Dumas fils, le romancier et le personnage

Le Schopp nouveau est arrivé. Mais, surprise, il ne s’agit pas de la redécouverte d’un Dumas inconnu, ou de « l’invention » d’un inédit. Mais d’une biographie écrite « en société » avec son épouse Marianne (elle-même romancière sous le nom de Marianne Lioust), et cette biographie n’est pas sans rapport avec Alexandre Dumas, puisqu’il s’agit de celle de son fils, cet « Alexandre Dumas fils » bien peu lu aujourd’hui mais qui, en son temps, connut, comme dramaturge, un succès comparable à celui de son père.

En 2017, on ne l’évoque plus qu’en rapport avec ce père de génie, ce père écrasant dont il ne fut jamais jaloux et à qui, nonobstant parfois un certain agacement devant ses frasques et ses inconséquences financières, il manifesta une affection et un dévouement constants. Dumas fils, c’est « l’anti-Œdipe », ainsi que le disent justement Marianne et Claude.

De l’œuvre abondante de Dumas fils, on ne lit plus qu’un roman, la Dame aux camélias — et encore, le lit-on ? L’opéra de Verdi, le film de Cukor ont fini par effacer le texte d’origine, que les éditions Phébus ont la bonne idée de rééditer, accompagné de gravures d’époque sui font oublier les traits de Greta Garbo et de Robert Taylor (on regrette simplement que n’y soit pas joint le texte de la pièce de théâtre éponyme).

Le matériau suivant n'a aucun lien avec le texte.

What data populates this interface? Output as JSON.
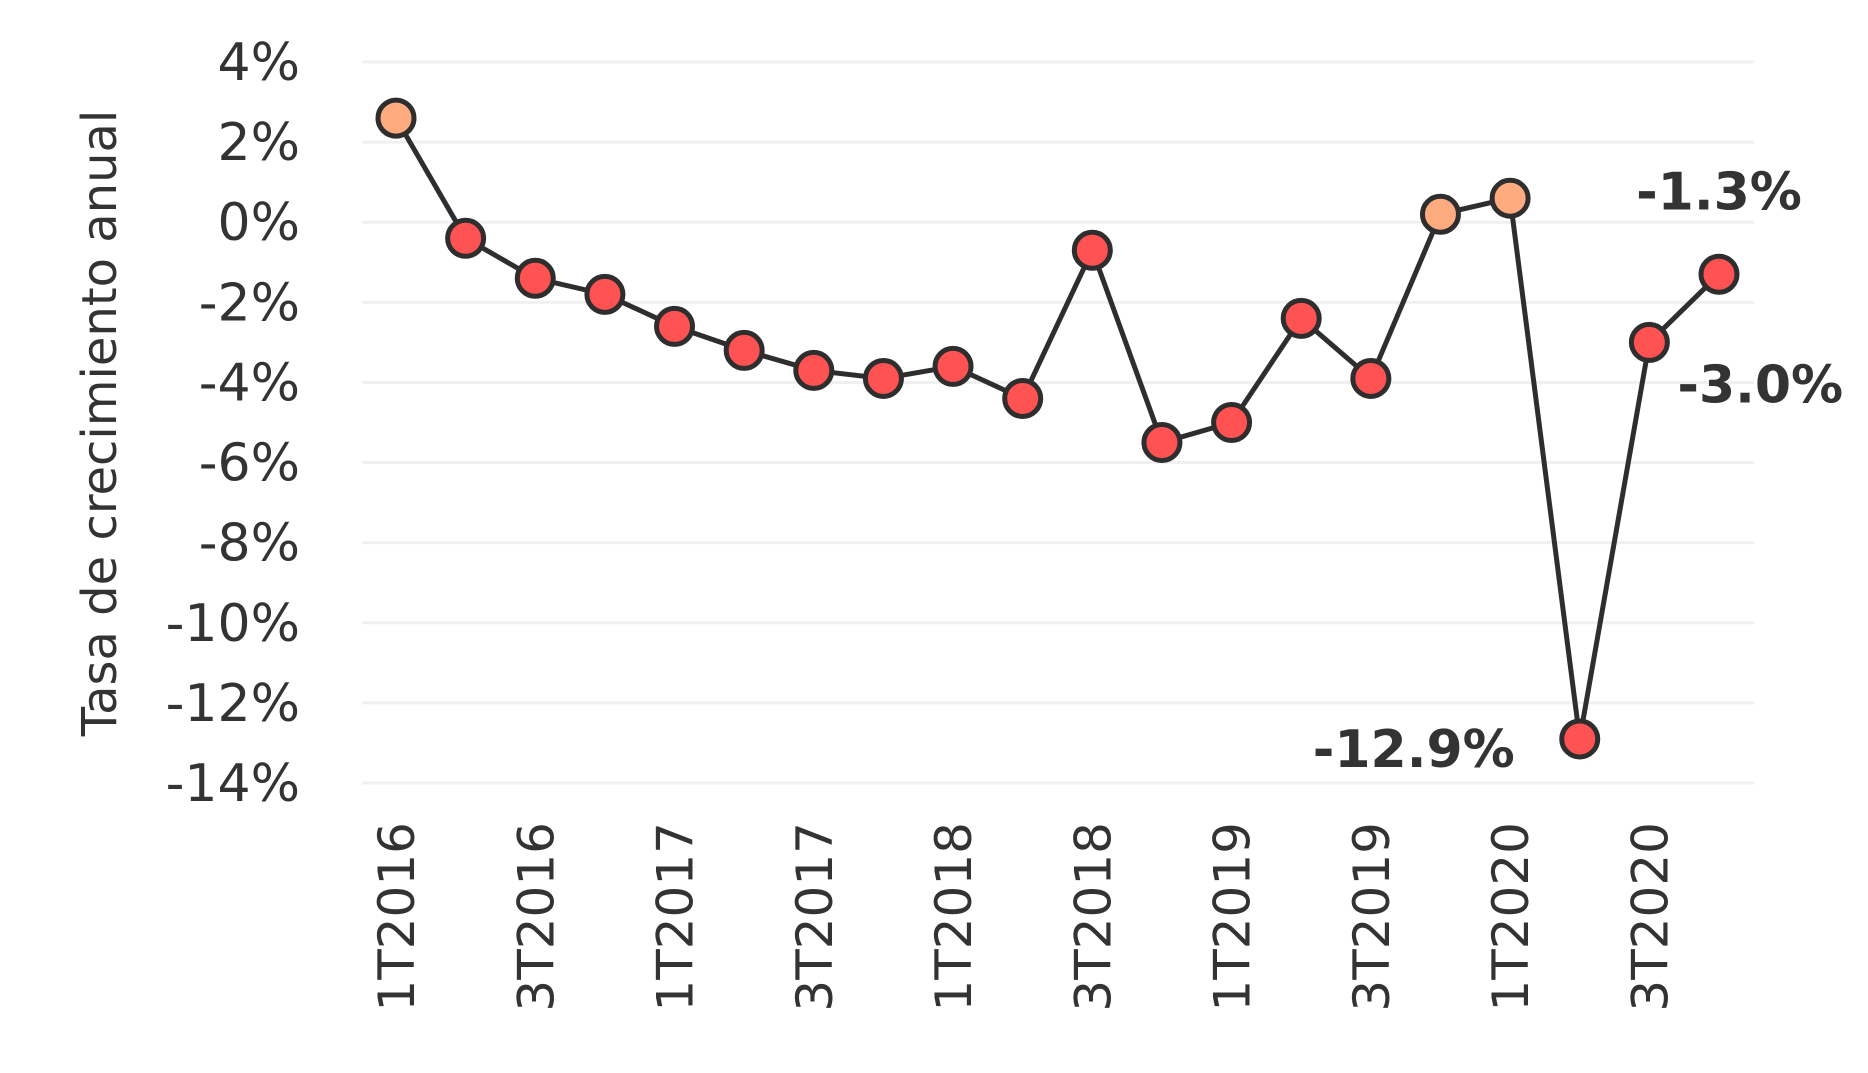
{
  "chart_data": {
    "type": "line",
    "title": "",
    "xlabel": "",
    "ylabel": "Tasa de crecimiento anual",
    "ylim": [
      -14,
      4
    ],
    "yticks": [
      4,
      2,
      0,
      -2,
      -4,
      -6,
      -8,
      -10,
      -12,
      -14
    ],
    "ytick_labels": [
      "4%",
      "2%",
      "0%",
      "-2%",
      "-4%",
      "-6%",
      "-8%",
      "-10%",
      "-12%",
      "-14%"
    ],
    "grid": "horizontal",
    "x": [
      "1T2016",
      "2T2016",
      "3T2016",
      "4T2016",
      "1T2017",
      "2T2017",
      "3T2017",
      "4T2017",
      "1T2018",
      "2T2018",
      "3T2018",
      "4T2018",
      "1T2019",
      "2T2019",
      "3T2019",
      "4T2019",
      "1T2020",
      "2T2020",
      "3T2020",
      "4T2020"
    ],
    "xtick_labels": [
      "1T2016",
      "3T2016",
      "1T2017",
      "3T2017",
      "1T2018",
      "3T2018",
      "1T2019",
      "3T2019",
      "1T2020",
      "3T2020"
    ],
    "values": [
      2.6,
      -0.4,
      -1.4,
      -1.8,
      -2.6,
      -3.2,
      -3.7,
      -3.9,
      -3.6,
      -4.4,
      -0.7,
      -5.5,
      -5.0,
      -2.4,
      -3.9,
      0.2,
      0.6,
      -12.9,
      -3.0,
      -1.3
    ],
    "annotations": [
      {
        "index": 17,
        "text": "-12.9%"
      },
      {
        "index": 18,
        "text": "-3.0%"
      },
      {
        "index": 19,
        "text": "-1.3%"
      }
    ],
    "colors": {
      "line": "#2e2e2e",
      "negative": "#ff5252",
      "positive": "#ffab80",
      "grid": "#f0f0f0"
    }
  }
}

Disons-le d’emblée : le roman, sans être pour autant médiocre, n’est pas enthousiasmant, et, sans le mythe auquel il a donné naissance, il serait sans doute aujourd’hui oublié, comme la plupart des titres de Dumas fils. Habilement construit, avec une scène inaugurale (ou presque) hallucinante de douleur — l’exhumation du cadavre en cours de momification de l’héroïne, avec qui le lecteur fait connaissance sous forme de morte —, il s’agit d’une sorte de réécriture de Manon Lescaut —sans que Marguerite Gauthier n’ait la perversité de Manon, ni Armand Duval le courage passionné de Des Grieux. Les dialogues sont empesés, les dialogues assez convenus et, aujourd’hui, on peut surtotu y voir un témoignage sur le « demi-monde » de l’époque, mais ce demi-monde, le Balzac des Illusions perdues et de Splendeurs et misères des courtisanes le montrait, l’animait avec un autre panache.

Mais, si Dumas fils n’était sans doute pas un écrivain de génie, et le résumé de chacune de ses œuvres, pièces et romans, que nous donnent les Schopp n’incite pas à s’y plonger —, on a l’impression d’un théâtre « à thèses », à thèses moralisatrices, qui annonce plus les lourds pensums d’Albert Camus que les arachnéennes et subtiles arabesques théâtrales d’Anouilh —, l’homme, lui, a eu une vie passionnante.

Fils adultérin d’Alexandre Dumas, profondément attaché à sa mère, protégé par certaines maîtresses de son père, détesté par Ida Ferrier — la seule qui fut épousée par l’auteur d’Olympe de Clèves —, il gardera toujours pour son géniteur un attachement et une admiration passionnés, et se montrera lorsque le grand écrivain sera devenu un vieillard diminué et libidineux, d’un dévouement sans arrière-pensées.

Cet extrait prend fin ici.